Assistant Professor of Biology
MAJOR AREA: Mouse Genetics: Non-Mendelian Genetics and Epigenetics
OFFICE: 233 Life Science
PHONE: 817-272-2986
LAB: 214 life Science
PHONE: 817-272-2634
FAX: 817-272-2855
elenace@uta.edu
Ph.D., University of Salamanca, Spain (1997)
I am interested in understanding how basic biological phenomena (gene expression, recombination and segregation) are controlled and how they affect to the transmission of the genetic information. Because of the importance of these processes in all organisms, their fine control has been the object of numerous studies. However, many of these studies have ignored two important facts: 1) these phenomena do not necessarily follow Mendel’s laws and 2) there is more genetic information than the one contained in the nucleotide sequence. During the last years, there has been a growing interest in the epigenetic studies about the interactions between DNA and other molecules (proteins, etc.) or other DNA regions, their modifications (methylation, etc.) and their three-dimensional configuration, because such modifications and interactions can result in changes in gene expression or segregation during meiosis. These effects have important implications in cell fate, fertility, genetic diseases, cancer, evolution, etc.
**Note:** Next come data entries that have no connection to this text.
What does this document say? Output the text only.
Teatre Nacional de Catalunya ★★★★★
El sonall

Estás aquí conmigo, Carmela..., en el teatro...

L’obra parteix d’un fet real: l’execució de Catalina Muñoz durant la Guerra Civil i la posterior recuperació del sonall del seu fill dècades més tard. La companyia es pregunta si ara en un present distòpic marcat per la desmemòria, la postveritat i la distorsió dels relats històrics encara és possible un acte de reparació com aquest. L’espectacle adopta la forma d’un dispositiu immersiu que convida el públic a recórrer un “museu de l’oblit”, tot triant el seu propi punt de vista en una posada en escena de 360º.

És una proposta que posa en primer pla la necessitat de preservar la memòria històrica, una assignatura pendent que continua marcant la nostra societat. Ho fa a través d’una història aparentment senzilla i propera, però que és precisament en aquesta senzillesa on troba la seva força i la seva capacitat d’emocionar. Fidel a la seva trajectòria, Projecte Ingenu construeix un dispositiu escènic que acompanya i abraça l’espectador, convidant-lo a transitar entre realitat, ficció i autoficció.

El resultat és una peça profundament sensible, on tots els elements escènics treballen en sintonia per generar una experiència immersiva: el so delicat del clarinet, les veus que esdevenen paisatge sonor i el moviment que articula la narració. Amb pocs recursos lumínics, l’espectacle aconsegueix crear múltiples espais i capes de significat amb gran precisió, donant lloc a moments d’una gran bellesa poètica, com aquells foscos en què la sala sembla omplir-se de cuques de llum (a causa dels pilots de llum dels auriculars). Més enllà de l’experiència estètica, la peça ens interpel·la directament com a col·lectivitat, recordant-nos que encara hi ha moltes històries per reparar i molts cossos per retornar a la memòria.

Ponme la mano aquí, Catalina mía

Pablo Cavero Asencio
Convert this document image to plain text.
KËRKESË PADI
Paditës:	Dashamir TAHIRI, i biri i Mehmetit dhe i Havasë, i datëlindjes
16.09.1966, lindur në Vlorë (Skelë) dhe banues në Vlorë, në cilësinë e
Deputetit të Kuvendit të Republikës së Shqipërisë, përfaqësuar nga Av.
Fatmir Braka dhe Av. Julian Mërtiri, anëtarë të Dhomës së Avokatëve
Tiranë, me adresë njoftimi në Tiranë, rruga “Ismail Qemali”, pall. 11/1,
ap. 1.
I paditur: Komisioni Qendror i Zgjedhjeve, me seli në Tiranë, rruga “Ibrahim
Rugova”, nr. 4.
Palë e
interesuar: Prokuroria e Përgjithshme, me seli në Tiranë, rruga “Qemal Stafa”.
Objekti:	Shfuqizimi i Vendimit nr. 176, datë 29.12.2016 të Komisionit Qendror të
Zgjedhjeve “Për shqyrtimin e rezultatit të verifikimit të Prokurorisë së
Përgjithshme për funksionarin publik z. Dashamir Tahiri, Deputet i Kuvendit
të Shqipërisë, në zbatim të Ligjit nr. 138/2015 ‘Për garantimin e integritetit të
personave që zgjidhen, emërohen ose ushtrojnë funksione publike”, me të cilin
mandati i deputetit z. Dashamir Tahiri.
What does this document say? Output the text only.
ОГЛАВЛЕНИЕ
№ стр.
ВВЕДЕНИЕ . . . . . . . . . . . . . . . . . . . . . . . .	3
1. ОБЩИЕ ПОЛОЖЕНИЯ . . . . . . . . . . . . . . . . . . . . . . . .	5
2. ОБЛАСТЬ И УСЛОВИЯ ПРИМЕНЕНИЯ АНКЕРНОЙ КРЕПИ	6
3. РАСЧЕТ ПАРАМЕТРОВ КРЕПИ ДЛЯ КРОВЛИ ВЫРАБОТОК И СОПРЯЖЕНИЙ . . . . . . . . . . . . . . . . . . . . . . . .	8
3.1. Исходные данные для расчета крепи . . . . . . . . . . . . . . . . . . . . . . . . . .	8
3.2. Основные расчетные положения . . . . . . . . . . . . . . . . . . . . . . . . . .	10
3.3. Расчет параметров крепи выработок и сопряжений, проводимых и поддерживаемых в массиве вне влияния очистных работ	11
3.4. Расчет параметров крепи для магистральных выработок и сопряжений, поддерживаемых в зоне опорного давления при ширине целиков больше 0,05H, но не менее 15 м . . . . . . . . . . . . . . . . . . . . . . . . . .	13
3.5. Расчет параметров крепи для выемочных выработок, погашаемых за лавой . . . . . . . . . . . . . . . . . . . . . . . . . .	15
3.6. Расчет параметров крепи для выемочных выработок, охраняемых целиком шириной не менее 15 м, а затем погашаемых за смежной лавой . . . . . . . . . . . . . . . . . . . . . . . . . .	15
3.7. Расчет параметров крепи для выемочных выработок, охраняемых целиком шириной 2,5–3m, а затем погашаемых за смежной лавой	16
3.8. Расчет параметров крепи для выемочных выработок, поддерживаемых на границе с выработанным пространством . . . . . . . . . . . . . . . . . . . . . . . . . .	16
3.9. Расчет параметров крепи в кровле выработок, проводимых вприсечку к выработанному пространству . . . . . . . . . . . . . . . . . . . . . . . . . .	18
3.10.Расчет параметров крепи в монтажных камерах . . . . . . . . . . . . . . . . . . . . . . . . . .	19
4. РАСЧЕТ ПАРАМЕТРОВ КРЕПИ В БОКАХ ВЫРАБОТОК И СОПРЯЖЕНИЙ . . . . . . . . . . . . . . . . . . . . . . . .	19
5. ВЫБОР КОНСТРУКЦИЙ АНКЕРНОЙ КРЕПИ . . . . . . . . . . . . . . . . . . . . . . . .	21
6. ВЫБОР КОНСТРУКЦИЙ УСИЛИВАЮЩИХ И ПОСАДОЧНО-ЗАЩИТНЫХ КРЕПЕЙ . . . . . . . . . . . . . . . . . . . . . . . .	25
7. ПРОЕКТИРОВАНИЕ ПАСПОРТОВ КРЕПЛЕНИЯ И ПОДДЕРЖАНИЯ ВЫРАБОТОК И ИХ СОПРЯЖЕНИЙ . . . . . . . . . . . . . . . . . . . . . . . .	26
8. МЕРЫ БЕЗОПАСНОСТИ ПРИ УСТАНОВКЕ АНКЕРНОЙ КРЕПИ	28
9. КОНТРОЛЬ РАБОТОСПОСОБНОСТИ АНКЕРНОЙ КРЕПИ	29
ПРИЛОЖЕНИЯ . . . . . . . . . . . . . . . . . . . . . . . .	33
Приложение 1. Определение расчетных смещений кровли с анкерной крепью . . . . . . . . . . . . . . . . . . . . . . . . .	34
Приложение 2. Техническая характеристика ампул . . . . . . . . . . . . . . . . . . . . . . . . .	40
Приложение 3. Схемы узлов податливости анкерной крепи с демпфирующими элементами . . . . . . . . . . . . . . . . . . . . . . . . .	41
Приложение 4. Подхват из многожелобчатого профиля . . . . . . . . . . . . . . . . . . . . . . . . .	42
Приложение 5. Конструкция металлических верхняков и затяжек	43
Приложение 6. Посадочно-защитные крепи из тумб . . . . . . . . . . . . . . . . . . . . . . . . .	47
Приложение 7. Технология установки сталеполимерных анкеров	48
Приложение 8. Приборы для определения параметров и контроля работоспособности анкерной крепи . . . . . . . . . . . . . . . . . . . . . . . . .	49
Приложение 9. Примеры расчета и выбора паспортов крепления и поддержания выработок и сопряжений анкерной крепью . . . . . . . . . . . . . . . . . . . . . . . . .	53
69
Mouse gametogenesis and early development constitute interesting systems to study the mechanisms that control gene expression, recombination and segregation in mammals. Differential marking of maternal and paternal genes can result in expression differences between individual oocytes and, consequently, differential viability between embryos (e.g., DDK syndrome of embryonic lethality.) Differential marking between chromosomes can also result in non-random segregation during meiosis (i.e., meiotic drive). I am particularly interested about studying the epigenetic marks that result in both exceptions to Mendel’s laws. Meiotic recombination is very tightly controlled in all sexually reproducing organisms. Recombination has not only an important effect on genetic diversity, but is also required for proper chromosome segregation during meiosis. Consequently, changes in recombination levels often result in aneuploidy and infertility problems. However, variability in recombination levels has also been observed between different strains of mice. Genetic studies of such strains will provide new insights into the fine control of meiotic recombination.